When powered, the LINC commences balanced three-wave mixing across the outer SQUID loop. The LINC relies on the parity protection selection criteria, which strictly limits nonlinear processes and bans a large fraction of parasitic activities. This symmetry eliminates the Kerr-free bias point and even-order nonlinearity simultaneously.
Unlike charge-driven mixers like the SNAIL, the LINC's drive acts on an orthogonal degree of freedom, hence it tends to stay in its undriven ground state. This split optimises drive delivery and LINC frequency separately.
Performance and Durability
The driven LINC's main mixing process is an efficient three-wave mixing mechanism that can cause beamsplitting, squeezing, or two-mode squeezing depending on the drive frequency. Even though an ideal LINC is linear while not moving, driving can cause driven Kerr. Arranging numerous LINCs reduces this, bringing it closer to a modulated linear inductor.
Comparative simulations show the LINC's parity protection's advantage over the Kerr-free SNAIL. In Floquet-Markov simulations with decay and flux-noise dephasing, the LINC suppressed parasitic inter-modulation products in multi-tone operation and had a far higher steady-state driven purity than the SNAIL across all drive frequencies.
The LINC is useful for high-Q bosonic quantum control because it decreases coupled resonator mode nonlinearity and dephasing. Thermal noise dephasing is reduced by the LINC. Analytical estimates suggest a low process infidelity from flux noise, around 10 −10, even in an anti-sweet spot for flux-noise sensitivity. Dynamic decoupling can reduce low-frequency inherited dephasing.
Additionally, the design has been shown to withstand certain usual experimental realities:
Only second-order static nonlinearity can result from a tiny junction or DC flux asymmetry. Even with defects, the LINC Kerr-free point can be tuned close to the ideal bias point.
Adding a parasitic linear inductance in series with the coupler only renormalises frequency and driven properties, preserving the linearity of the idle LINC at ϕ DC = π/2.

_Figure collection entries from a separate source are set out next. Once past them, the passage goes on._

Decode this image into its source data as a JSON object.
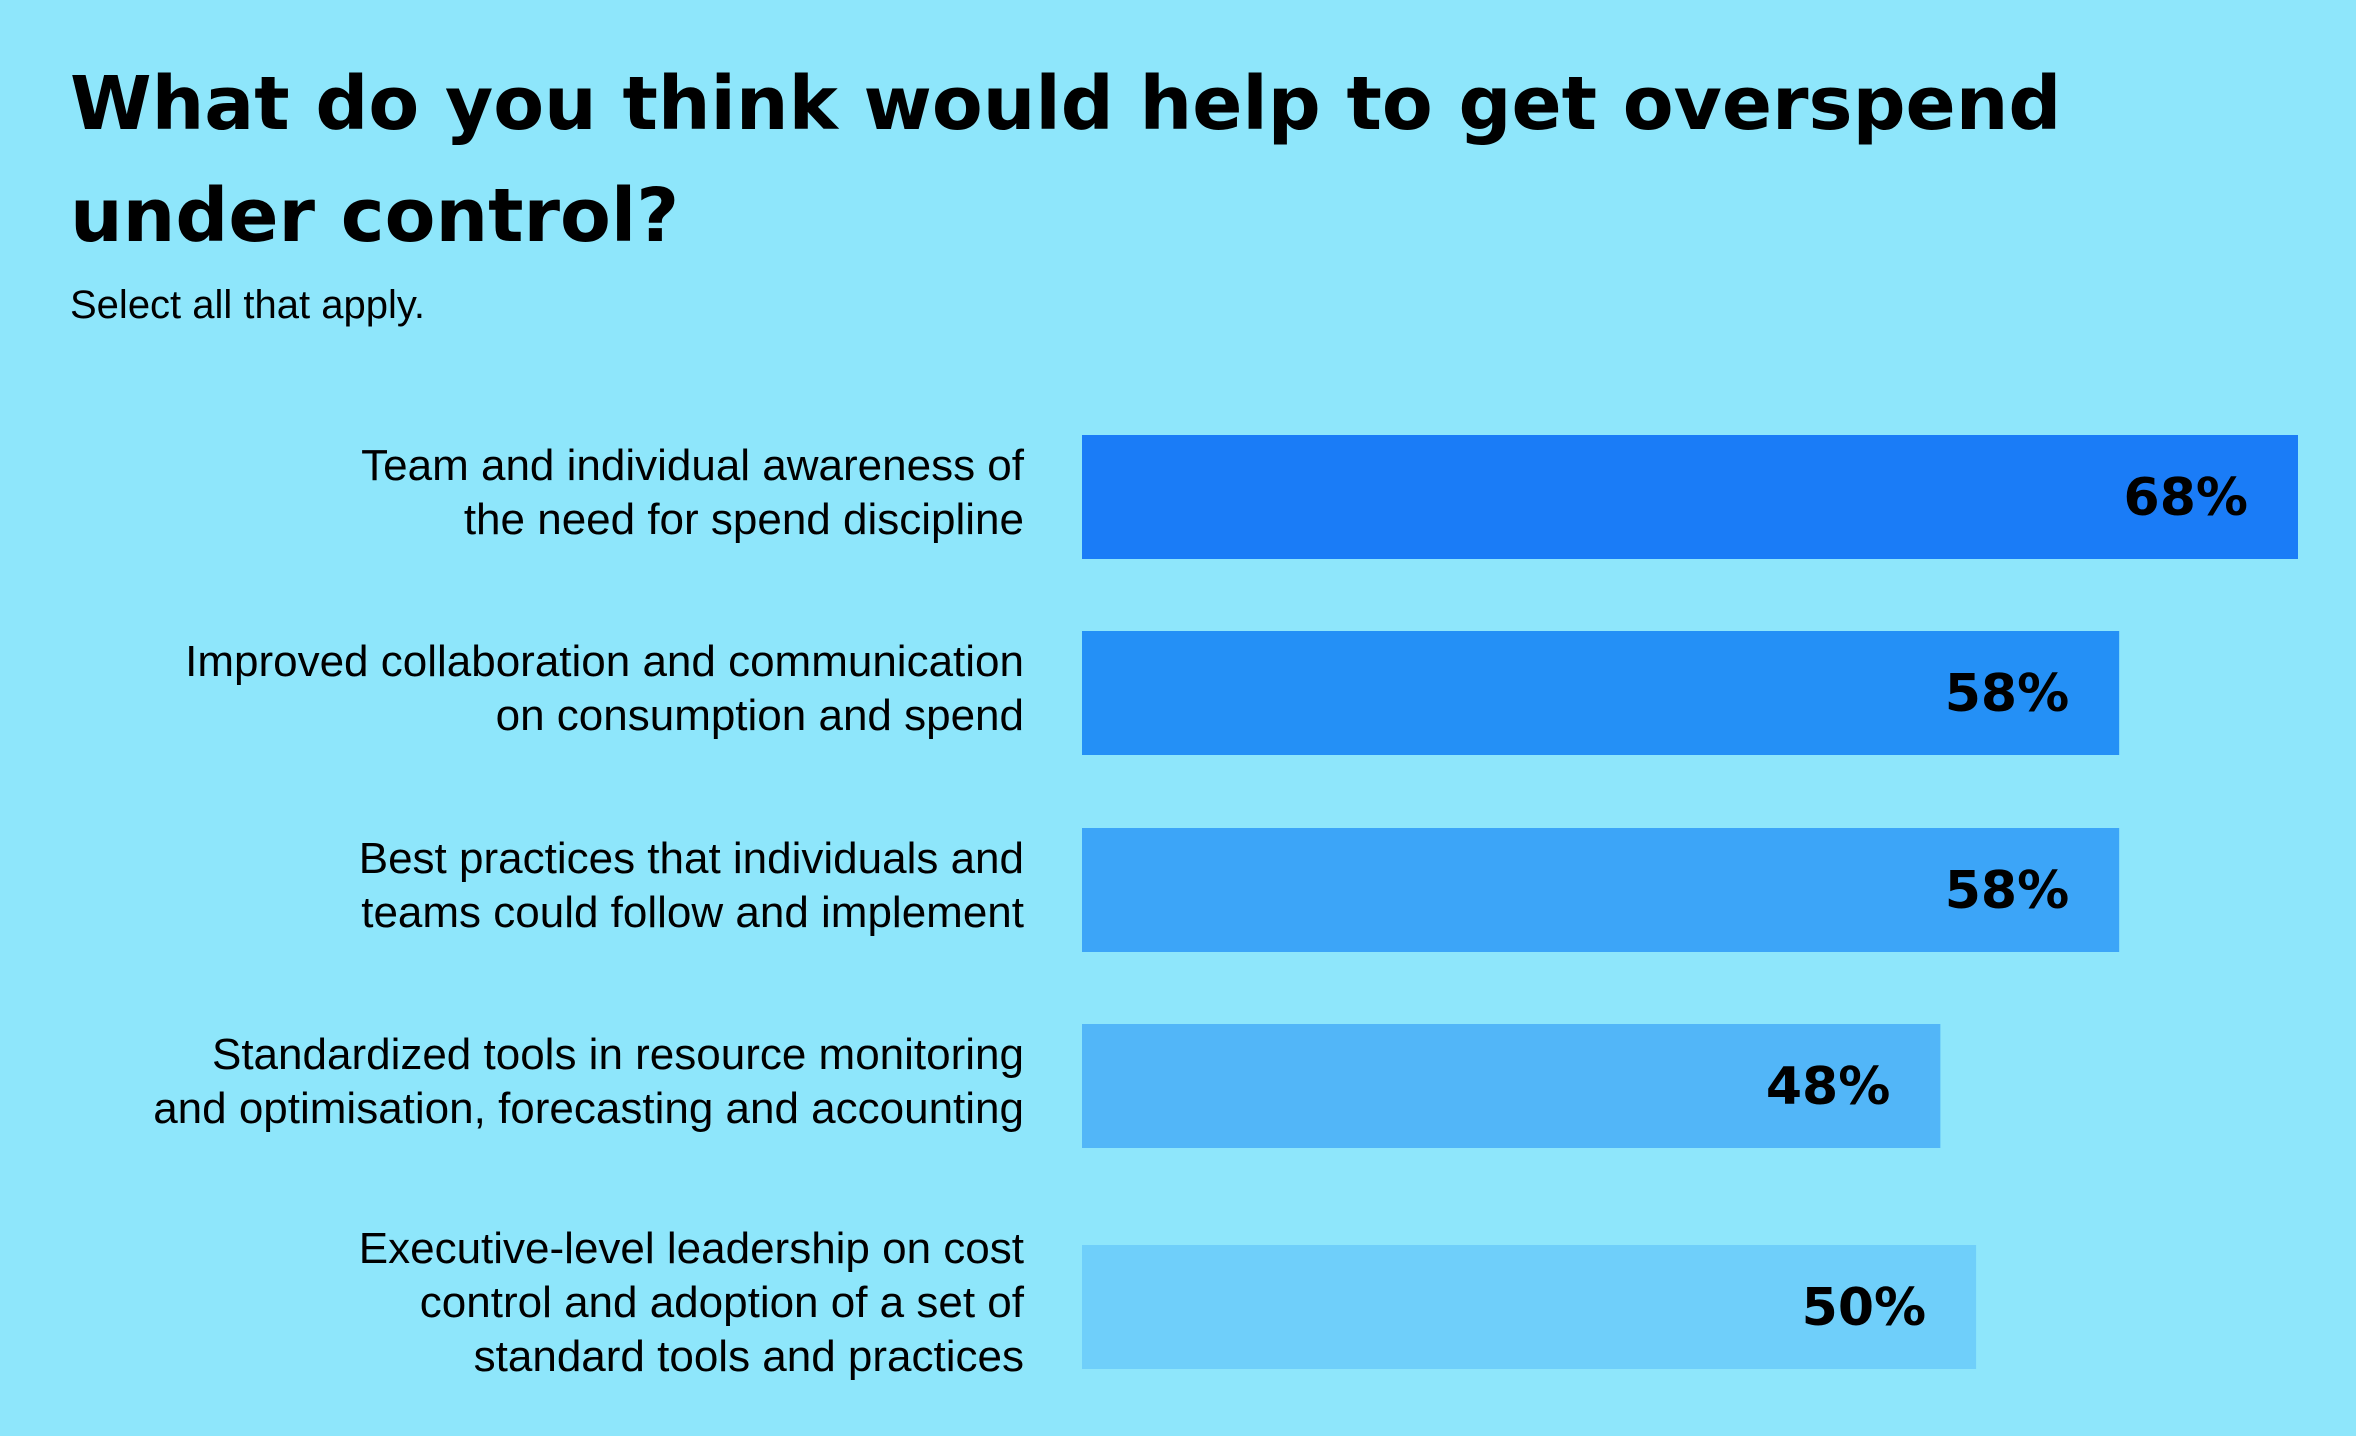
{
  "title": "What do you think would help to get overspend under control?",
  "subtitle": "Select all that apply.",
  "chart_data": {
    "type": "bar",
    "orientation": "horizontal",
    "title": "What do you think would help to get overspend under control?",
    "subtitle": "Select all that apply.",
    "categories": [
      [
        "Team and individual awareness of",
        "the need for spend discipline"
      ],
      [
        "Improved collaboration and communication",
        "on consumption and spend"
      ],
      [
        "Best practices that individuals and",
        "teams could follow and implement"
      ],
      [
        "Standardized tools in resource monitoring",
        "and optimisation, forecasting and accounting"
      ],
      [
        "Executive-level leadership on cost",
        "control and adoption of a set of",
        "standard tools and practices"
      ]
    ],
    "values": [
      68,
      58,
      58,
      48,
      50
    ],
    "value_labels": [
      "68%",
      "58%",
      "58%",
      "48%",
      "50%"
    ],
    "bar_colors": [
      "#1a7cf7",
      "#2490f6",
      "#3ca5f8",
      "#52b6f8",
      "#6fcffa"
    ],
    "xlim": [
      0,
      68
    ],
    "grid": false,
    "legend": "none"
  }
}
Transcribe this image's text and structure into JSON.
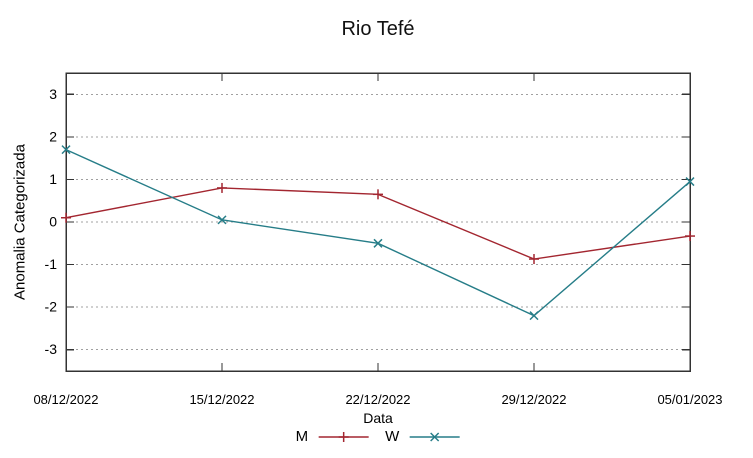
{
  "chart_data": {
    "type": "line",
    "title": "Rio Tefé",
    "xlabel": "Data",
    "ylabel": "Anomalia Categorizada",
    "x_labels": [
      "08/12/2022",
      "15/12/2022",
      "22/12/2022",
      "29/12/2022",
      "05/01/2023"
    ],
    "yticks": [
      -3,
      -2,
      -1,
      0,
      1,
      2,
      3
    ],
    "ylim": [
      -3.5,
      3.5
    ],
    "grid": "horizontal-dotted-gray",
    "legend_position": "bottom-center",
    "background": "#ffffff",
    "series": [
      {
        "name": "M",
        "color": "#a32630",
        "marker": "plus",
        "values": [
          0.1,
          0.8,
          0.65,
          -0.87,
          -0.33
        ]
      },
      {
        "name": "W",
        "color": "#267d88",
        "marker": "cross",
        "values": [
          1.7,
          0.05,
          -0.5,
          -2.2,
          0.95
        ]
      }
    ]
  }
}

Future of Quantum Applications
Scientists expect the LINC to advance quantum technologies, particularly in high-Q control, readout, and amplification. LINC promises to eliminate idle bosonic control errors in multi-photon encodings where hereditary Kerr and thermal noise pollute logical information.
Parity-protection may improve power handling and multi-tone operation for frequency converter and parametric amplifiers (which may permit simultaneous gain at multiple frequencies for multiplexed readout).
The LINC's ability to cleanly activate numerous parametric processes may enable new bosonic control approaches, such as quadrature-quadrature coupling for two-qubit gates in the Gottesman-Kitaev-Preskill (GKP) code.
Overall, the LINC is a potential new component for superconducting quantum circuits that combines high-fidelity control, linearity, and durability.